As we can see, the stakes are very high, and it would be a very serious mistake to let them be decided on fallacies, techno-panics or hysterical reactions.

The following three seem to be some of the most suggestive anti-vaccine and anti-vaping parallels:

  1. Demonization of substances

One of the main anti-vaccine “arguments” is that vaccines contain harmful substances such as formaldehyde or aluminum.

While it is true that there are traces of them in vaccines, the concentration is negligible and incapable of causing any harm.

Interestingly, vaping has also been accused of containing formaldehyde. However, in 2018 a study by the Centers for Disease Control and Prevention (CDC, United States) indicated that the levels of formaldehyde found in e-cig vapor are insignificant to our health.

Nevertheless, the great bête noire is nicotine.

The myths and falsehoods about this substance are at the basis of the anti-vaping campaigns. Public Health England explains this situation very well:

“Four out of 10 smokers and ex-smokers wrongly think nicotine causes most of the smoking-related cancers, when evidence shows nicotine actually carries minimal risk of harm to health.

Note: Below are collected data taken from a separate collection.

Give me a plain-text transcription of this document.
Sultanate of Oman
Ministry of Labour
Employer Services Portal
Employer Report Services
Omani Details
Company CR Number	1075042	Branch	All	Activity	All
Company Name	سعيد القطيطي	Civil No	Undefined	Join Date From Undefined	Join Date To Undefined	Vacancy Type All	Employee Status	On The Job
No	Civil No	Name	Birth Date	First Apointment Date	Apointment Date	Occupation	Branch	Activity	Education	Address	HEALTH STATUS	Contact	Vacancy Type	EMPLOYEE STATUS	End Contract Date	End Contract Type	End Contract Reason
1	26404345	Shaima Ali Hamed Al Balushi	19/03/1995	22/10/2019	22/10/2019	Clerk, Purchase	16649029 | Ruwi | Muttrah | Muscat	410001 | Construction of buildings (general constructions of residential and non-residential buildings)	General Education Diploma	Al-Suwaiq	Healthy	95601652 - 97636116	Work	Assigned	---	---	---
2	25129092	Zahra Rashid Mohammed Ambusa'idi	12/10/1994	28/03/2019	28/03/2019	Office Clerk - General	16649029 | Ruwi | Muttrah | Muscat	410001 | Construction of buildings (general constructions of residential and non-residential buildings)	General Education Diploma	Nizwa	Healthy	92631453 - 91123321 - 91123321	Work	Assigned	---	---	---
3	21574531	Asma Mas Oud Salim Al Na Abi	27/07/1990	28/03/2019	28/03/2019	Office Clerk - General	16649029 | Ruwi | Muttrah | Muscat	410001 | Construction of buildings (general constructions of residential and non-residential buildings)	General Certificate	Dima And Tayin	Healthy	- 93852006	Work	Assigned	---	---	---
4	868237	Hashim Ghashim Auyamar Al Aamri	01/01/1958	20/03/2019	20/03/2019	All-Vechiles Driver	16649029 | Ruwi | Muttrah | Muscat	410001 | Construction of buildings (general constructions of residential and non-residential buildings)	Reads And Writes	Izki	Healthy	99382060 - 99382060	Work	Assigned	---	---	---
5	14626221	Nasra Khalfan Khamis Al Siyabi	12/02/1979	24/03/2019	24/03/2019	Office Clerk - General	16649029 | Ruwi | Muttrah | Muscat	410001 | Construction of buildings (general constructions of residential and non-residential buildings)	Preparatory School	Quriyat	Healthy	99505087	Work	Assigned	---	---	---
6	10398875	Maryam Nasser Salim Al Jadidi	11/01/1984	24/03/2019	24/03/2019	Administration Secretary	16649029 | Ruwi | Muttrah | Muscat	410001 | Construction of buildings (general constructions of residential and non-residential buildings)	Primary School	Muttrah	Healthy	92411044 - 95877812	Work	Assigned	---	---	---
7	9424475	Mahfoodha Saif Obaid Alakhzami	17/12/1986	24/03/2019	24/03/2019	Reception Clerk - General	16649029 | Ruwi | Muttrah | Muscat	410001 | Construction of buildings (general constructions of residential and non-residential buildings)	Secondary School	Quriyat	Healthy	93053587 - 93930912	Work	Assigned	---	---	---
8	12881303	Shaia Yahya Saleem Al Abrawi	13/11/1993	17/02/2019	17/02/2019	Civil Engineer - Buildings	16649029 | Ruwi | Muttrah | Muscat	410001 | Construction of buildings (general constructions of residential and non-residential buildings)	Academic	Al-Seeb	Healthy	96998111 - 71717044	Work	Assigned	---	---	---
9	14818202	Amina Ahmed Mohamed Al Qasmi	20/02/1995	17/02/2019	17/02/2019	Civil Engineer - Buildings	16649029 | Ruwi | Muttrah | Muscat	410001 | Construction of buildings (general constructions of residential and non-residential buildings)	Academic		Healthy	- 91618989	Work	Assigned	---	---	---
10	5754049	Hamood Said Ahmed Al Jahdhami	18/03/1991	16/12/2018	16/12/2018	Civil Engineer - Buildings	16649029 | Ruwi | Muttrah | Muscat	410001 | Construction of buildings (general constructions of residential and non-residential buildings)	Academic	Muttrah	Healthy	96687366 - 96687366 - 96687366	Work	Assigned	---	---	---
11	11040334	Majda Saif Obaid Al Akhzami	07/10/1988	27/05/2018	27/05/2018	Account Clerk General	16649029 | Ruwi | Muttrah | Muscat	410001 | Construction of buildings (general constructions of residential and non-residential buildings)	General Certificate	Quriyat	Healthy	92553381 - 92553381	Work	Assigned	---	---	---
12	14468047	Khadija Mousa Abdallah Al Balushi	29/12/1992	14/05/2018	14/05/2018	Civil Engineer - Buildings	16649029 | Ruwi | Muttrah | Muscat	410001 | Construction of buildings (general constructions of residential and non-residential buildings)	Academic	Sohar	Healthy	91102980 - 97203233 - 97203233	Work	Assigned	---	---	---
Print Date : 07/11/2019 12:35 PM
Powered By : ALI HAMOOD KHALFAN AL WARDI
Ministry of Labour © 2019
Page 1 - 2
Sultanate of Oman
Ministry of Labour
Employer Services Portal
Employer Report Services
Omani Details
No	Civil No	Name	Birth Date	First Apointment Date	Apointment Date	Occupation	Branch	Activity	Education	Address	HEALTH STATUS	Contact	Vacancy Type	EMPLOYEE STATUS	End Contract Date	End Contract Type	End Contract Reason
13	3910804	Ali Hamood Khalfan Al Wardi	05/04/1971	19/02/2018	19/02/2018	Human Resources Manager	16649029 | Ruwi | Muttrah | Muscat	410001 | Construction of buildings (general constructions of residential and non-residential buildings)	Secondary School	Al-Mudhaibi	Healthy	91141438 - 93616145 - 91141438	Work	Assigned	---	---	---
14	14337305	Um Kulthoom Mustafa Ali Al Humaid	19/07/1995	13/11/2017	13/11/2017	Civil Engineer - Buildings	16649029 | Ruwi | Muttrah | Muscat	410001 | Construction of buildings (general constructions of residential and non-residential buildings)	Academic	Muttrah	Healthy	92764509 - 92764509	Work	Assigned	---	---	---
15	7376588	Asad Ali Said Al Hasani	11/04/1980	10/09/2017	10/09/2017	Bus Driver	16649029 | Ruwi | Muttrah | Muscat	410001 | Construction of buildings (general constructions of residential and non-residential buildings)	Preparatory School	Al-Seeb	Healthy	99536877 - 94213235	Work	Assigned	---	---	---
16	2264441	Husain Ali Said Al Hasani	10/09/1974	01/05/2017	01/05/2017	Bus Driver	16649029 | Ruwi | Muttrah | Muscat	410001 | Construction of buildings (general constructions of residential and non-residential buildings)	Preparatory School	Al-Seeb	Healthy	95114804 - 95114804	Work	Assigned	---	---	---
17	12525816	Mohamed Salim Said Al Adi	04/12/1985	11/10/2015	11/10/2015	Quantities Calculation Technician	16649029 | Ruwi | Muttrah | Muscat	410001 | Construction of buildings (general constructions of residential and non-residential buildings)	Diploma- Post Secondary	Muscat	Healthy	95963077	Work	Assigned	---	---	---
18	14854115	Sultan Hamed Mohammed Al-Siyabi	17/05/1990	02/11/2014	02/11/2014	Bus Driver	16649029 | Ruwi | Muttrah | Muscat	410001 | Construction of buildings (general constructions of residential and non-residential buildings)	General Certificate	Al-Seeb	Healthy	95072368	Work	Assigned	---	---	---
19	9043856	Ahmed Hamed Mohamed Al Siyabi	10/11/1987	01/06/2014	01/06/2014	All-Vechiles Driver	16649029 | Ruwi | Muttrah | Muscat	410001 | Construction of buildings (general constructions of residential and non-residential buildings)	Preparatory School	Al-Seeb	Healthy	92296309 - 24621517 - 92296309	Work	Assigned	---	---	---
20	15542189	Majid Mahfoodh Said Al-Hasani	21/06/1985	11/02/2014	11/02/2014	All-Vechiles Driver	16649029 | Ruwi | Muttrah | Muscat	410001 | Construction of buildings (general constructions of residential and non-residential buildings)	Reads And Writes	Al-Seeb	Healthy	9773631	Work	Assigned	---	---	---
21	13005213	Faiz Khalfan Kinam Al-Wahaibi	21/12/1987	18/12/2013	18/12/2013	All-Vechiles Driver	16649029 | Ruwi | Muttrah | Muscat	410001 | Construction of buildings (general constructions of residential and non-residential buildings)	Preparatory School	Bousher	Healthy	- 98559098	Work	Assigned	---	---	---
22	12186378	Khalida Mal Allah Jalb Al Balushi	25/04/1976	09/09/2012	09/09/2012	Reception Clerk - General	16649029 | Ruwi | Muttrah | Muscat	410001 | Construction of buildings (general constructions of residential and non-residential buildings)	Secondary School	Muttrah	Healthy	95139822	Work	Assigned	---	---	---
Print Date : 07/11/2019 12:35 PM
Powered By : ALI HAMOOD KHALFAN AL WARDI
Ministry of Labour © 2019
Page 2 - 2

Although nicotine is the reason people become addicted to smoking, it is the thousands of other chemicals contained in cigarette smoke that cause almost all of the harm.”

At the same time, there are a number of contemporary scientific studies regarding the potential benefits of nicotine. For example, Dr. Paul Newhouse of Vanderbilt University Medical Center (United States) claims that “cognitive enhancement is one of the best established therapeutic effects of nicotinic stimulation.”

  1. Outlandish mortality risks

Around the Covid 19 vaccines, rumors circulated on social networks about the possible “high mortality” of the vaccines. According to conspiracy theorists, while the coronavirus causes very few deaths, the lethality associated with the vaccines would be much higher.

In a very similar manner, vape critics used the vaporizer explosion episodes to generate a psychosis around absolutely isolated events.

However, sources such as The Vaping Today give a much more rational and adequate explanation:

“It’s not that vaporizers explode a lot, it’s that when they do the story goes on seemingly endlessly… There is no evidence that real mods or vape pens explode any more than any other battery-powered consumer electronic product. But vaping is not very popular with the non-smoking and non-vaping public, making it an easy target for news stories and social media spreads.”

  1. “Exotic” diseases

Also with regard to Covid 19 vaccines, a dangerous mythology arose about potential harms or diseases that would be generated by the vaccines.

Thus, anti-vaxxers did not even blush while suggesting that the Pfizer and Moderna vaccines would be responsible for “altering people’s DNA” because they are based on messenger RNA technology.

At the same time, alarms were raised over the alleged fact that children’s immune systems would not tolerate so many vaccines.

In the case of vaping there is also an exotic (and non-existent) disease. It is the E-cigarette or vaping use-associated lung injury, or EVALI.

After a fierce campaign of misinformation and fear, several states in the United States decided to ban most flavored e-cigarettes. On top of that, the FDA increased regulatory scrutiny of vaporizers and other e-cigarettes.

However, as Jeff Stier explains, “it turned out that none of these nicotine e-cigarettes were ever responsible for the lung disease that bears their name. It took until late December for the Centers for Disease Control to (partly) acknowledge that the lung injuries were caused not by vaping liquid nicotine e-cigarettes such as Juul, but by the use of THC oil contaminated with vitamin E acetate.”

Science and innovation vs. obscurantism

It would be a moral and health tragedy if irrational and anti-scientific preaching were to prevail, both in the case of vaccines and vaping.

In the same way that innovations such as messenger RNA empowers medicine, it would be very beneficial to abandon the prejudices and fallacies surrounding vaping.

It is time to become aware that thanks to this type of innovative products we are on the verge of eliminating smoking and saving millions of lives.